February 2, 1996: Apple reveals that turnaround artist Gil Amelio will take over from Michael “The Diesel” Spindler as CEO of the struggling company.
With disappointing Mac sales, the disastrous “clone Mac” strategy and a failed Sun Microsystems merger to his name, Spindler is asked to resign by the Apple board. Then Cupertino enlists supposed corporate miracle worker Amelio for the job.
Unfortunately, he turns out to be no better than Spindler.
Gil Amelio and Apple’s 1990s troubles
As I’ve written many times in “Today in Apple history,” I’ll always have a soft spot for Apple in the 1990s. After all, the company was taking risks (come on, it put out a games console!). And, for better or worse, Macs still felt like tech’s best-kept secret compared to the ubiquity of Windows PCs.

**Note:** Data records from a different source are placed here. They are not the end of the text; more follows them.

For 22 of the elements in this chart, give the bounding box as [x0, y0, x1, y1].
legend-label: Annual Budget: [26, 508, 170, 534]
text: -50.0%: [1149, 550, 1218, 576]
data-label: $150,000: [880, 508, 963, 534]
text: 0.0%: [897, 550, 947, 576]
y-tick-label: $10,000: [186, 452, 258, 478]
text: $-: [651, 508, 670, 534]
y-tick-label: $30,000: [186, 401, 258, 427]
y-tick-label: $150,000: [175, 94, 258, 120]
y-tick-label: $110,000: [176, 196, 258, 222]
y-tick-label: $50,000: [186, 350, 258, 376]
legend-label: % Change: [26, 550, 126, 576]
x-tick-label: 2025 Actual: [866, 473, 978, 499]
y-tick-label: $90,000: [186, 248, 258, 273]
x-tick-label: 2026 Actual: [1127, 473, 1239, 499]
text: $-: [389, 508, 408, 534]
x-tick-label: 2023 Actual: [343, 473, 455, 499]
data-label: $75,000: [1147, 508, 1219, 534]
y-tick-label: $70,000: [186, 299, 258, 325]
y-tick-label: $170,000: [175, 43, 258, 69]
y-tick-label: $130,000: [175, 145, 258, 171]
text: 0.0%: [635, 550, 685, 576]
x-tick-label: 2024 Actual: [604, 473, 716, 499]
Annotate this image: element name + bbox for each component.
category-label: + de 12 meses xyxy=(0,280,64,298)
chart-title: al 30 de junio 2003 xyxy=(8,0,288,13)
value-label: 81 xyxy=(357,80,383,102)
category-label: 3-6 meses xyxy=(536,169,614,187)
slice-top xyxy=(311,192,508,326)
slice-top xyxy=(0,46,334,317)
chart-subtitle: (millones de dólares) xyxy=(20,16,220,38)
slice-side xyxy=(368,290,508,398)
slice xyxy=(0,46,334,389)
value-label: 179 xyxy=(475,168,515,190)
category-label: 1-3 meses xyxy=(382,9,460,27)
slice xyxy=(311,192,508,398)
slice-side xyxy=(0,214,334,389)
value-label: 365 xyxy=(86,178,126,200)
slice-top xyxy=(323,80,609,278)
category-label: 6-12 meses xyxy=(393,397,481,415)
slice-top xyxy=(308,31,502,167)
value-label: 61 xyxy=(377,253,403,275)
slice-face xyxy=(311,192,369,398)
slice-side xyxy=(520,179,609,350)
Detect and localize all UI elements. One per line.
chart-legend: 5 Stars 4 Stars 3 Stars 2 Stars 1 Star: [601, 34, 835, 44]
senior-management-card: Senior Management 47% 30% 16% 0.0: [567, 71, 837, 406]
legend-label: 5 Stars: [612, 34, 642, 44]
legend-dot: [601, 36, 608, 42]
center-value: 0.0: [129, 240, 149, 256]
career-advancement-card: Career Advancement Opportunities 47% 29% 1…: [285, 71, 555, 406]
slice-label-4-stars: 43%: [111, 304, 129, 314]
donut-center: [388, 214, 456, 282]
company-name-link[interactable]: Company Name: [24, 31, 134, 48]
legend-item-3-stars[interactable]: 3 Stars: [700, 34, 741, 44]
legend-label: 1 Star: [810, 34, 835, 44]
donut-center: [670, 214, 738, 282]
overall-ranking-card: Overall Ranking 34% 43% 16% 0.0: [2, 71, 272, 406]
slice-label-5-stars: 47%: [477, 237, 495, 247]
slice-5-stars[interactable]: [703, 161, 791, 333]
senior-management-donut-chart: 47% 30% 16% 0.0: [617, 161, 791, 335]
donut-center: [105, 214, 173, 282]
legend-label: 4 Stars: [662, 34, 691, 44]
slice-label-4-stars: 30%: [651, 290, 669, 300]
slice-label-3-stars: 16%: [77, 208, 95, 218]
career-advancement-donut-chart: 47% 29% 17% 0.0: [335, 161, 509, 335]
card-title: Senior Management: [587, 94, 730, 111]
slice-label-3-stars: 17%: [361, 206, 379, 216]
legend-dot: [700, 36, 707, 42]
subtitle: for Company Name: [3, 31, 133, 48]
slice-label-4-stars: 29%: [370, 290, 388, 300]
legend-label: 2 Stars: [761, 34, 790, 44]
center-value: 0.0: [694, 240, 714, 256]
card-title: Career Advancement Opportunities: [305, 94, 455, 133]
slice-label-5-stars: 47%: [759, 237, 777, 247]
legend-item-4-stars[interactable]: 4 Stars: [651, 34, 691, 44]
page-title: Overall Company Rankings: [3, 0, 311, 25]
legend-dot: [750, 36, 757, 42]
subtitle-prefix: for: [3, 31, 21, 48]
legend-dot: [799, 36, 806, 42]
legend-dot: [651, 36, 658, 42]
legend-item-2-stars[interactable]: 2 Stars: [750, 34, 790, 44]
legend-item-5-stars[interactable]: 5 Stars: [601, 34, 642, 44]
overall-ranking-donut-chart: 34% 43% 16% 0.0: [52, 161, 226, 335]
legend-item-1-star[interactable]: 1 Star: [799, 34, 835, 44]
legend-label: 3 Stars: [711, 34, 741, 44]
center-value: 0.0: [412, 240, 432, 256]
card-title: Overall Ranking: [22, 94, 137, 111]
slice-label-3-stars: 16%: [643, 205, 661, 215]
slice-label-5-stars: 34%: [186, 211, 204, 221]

With that said, Apple did face big problems in the ’90s. After Spindler took over as CEO from John Sculley in June 1993, he immediately slashed employee numbers and R&D projects that wouldn’t pay off in the near future. This gave Apple multiple back-to-back quarters of growth — and doubled the stock price.
Spindler also oversaw the successful introduction of Power Macs, with a plan to refocus Apple on increasing Mac penetration. (Previously, some accused Sculley of not doing enough for the Mac, since he focused on projects like the Newton MessagePad.)
The disastrous Mac clones
However, Spindler’s strategy of selling Mac clones proved horrible for Apple. The company licensed Mac technology to third-party manufacturers like Power Computing and Radius. It seemed like a good idea in theory, but it backfired. It resulted not in more Macs, but in cheaper clone Macs — thereby cutting Apple’s profits.
When a possible merger with Sun Microsystems fizzled, Spindler found himself out at Apple. The board did not give him a chance to turn things around.
Gil Amelio becomes Apple CEO
Spindler’s replacement, Gil Amelio, came with a solid reputation. While CEO of National Semiconductor, he took a company that lost $320 million over four years and made it profitable.
He also possessed a strong background in engineering. As a Ph.D. student, Amelio helped invent the charge-coupled device, or CCD, which formed the basis for future scanners and digital cameras. He had joined Apple’s board in November 1994.
In the end, Amelio failed to live up to his promise as Apple CEO. The most memorable aspect of his 500-day stint running the company — aside from overseeing Apple’s biggest-ever losses — was the fact that Apple bought NeXT while under his leadership. And that brought Steve Jobs back to Cupertino in 1997.